The paper has a lot more evaluations which I won’t reproduce here, including:

  • An evaluation showing BMC improves performance even when using 0.1% of total memory. This is largely due to the skewed key distribution, but impressive nonetheless!
  • A comparison to a DPDK-based implementation of Memcached, Seastar, which BMC outperforms while using fewer CPU resources.

Discussion on Limitations

A reason to these strong throughput results is the use of XDP, which allows BMC to answer to GET requests very early in the Linux network stack. Intercepting and processing TCP requests at this point in the stack would however be difficult, which is why BMC is currently limited to UDP requests. This also limits the relevance of BMC for other key-value stores such as Redis.

Because Redis requests are only transmitted over TCP, adapting BMC to Redis requires the support of the TCP protocol. This can be done by either sending acknowledgements from an eBPF program or reusing the existing TCP kernel implementation by intercepting packets past the TCP stack.

As pointed out by the authors, they could intercept TCP requests higher up in the Linux stack, but the performance benefit would then be smaller.

The authors note another interesting limitation, directly derived from the use of BPF:

Although static memory allocation enables the verification of BMC’s eBPF programs, it also wastes memory. BMC suffers from internal fragmentation because each cache entry is statically bounded by the maximum data size it can store and inserting data smaller than this bound wastes kernel memory.

Dynamic memory allocation would help a lot here!


It’s hard to say how relevant this work is to production Memcached servers. Several clues6 seem to indicate Memcached may be more common over TCP, except maybe at Facebook. It’s also unclear that CPU—and not memory—is the bottleneck on most Memcached servers.
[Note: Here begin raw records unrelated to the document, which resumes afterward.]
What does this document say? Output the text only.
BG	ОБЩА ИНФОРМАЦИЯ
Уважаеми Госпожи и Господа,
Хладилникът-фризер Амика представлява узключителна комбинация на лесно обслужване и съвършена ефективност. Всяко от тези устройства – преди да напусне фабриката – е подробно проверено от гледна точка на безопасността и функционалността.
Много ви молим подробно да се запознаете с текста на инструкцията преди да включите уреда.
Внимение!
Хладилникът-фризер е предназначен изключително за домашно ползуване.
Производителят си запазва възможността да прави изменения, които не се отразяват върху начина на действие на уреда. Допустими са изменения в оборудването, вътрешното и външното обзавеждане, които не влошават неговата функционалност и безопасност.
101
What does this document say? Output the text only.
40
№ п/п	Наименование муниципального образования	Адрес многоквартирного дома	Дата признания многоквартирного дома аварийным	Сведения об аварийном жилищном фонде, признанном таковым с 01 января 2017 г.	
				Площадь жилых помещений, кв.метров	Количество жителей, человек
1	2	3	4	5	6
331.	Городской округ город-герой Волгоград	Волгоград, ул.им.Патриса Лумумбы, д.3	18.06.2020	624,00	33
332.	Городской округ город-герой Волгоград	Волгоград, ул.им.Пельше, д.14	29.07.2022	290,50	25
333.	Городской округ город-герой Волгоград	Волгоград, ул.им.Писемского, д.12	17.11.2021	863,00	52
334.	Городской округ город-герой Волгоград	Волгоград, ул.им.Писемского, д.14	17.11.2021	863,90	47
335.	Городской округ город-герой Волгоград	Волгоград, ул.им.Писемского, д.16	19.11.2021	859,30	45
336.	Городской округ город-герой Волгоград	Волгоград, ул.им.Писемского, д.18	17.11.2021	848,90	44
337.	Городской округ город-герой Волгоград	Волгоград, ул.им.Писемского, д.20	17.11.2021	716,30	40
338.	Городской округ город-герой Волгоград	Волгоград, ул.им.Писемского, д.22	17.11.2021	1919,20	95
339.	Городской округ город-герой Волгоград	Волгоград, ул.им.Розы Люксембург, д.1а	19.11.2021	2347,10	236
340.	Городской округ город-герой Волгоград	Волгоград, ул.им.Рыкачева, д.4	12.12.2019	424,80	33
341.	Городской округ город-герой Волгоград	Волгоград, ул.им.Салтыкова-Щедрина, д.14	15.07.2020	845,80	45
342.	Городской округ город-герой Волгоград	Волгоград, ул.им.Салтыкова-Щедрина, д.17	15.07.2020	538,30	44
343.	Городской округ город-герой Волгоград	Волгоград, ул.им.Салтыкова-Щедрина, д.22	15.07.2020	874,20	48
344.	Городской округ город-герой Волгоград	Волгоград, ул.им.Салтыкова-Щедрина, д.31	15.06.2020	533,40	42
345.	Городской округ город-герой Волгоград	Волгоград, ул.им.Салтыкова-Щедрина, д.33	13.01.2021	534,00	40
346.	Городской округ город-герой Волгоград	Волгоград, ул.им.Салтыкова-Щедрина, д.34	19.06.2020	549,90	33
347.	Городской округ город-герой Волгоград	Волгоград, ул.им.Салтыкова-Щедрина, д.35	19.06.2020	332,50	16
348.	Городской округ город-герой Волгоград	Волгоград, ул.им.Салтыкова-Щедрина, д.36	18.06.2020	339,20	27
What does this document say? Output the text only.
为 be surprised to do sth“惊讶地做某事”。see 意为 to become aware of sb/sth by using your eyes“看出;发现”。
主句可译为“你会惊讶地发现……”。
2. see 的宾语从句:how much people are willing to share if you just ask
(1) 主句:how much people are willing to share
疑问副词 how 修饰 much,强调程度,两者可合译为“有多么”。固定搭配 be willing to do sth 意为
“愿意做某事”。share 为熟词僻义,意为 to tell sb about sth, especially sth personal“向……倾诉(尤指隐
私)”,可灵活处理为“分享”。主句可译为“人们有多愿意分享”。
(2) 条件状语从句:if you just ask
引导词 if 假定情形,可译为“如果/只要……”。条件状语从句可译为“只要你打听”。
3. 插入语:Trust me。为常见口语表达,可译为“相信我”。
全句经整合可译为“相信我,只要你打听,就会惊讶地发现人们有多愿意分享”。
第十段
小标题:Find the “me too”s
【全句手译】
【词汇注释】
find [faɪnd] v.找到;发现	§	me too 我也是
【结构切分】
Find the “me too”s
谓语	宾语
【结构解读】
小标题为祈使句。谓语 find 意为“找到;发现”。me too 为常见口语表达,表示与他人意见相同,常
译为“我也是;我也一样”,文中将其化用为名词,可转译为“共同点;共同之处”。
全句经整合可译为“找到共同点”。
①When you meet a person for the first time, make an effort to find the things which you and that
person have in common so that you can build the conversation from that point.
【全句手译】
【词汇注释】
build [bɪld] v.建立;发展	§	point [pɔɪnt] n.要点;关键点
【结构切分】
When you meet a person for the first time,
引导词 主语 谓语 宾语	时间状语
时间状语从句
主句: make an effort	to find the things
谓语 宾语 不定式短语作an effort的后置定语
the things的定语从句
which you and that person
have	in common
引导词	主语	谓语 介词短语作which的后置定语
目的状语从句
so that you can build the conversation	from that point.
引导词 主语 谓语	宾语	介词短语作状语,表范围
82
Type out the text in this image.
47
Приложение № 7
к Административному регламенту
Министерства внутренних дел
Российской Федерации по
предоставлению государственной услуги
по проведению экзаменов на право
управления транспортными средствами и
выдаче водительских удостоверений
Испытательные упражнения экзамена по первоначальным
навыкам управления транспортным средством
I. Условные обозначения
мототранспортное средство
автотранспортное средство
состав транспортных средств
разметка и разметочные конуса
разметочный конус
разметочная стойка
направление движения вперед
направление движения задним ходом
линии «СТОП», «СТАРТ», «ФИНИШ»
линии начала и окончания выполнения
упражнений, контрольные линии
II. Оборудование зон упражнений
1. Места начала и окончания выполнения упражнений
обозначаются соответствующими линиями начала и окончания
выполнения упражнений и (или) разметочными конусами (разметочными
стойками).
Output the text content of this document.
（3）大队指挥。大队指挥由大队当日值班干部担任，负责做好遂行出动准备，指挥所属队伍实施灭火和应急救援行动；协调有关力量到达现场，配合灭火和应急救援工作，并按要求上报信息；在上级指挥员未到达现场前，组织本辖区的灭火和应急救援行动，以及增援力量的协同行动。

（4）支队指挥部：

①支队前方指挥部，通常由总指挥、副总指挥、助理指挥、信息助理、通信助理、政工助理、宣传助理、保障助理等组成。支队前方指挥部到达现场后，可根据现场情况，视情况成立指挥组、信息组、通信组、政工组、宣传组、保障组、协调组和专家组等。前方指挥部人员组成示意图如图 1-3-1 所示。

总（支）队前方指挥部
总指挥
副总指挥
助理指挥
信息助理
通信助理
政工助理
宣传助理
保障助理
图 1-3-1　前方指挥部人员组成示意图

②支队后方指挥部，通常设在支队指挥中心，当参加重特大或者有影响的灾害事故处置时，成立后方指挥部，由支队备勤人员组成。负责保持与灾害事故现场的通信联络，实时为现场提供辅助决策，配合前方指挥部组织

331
In any case, it’s exciting to see BPF applied to application protocols. The authors managed to create a high-performance cache for an application protocol despite the constraints of the BPF verifier. And although I would have loved to see throughput evaluations for other key distributions, the paper’s evaluations are fairly extensive. They highlight various trade-offs of BMC vs. MemcachedSR. Go check it out!

The source code of BMC and MemcachedSR is on GitHub, with steps to reproduce at home.

  1. How the pruning points are determined depends on kernel versions, but they may include helper calls or branch targets. 

  2. BMC requires Linux 5.3+. 

  3. For example, Cilium performs the same action to answer ARP queries. 

  4. Inlining helpers (array map lookup, tail calls) requires the addition of bounds checks. 

  5. Facebook has been reported to have 384GB of memory for their Memcached servers. 

  6. Seastar performs a lot better over TCP and Memcached has this lock contention over UDP sockets. Could it be because users are more interested in the TCP performance?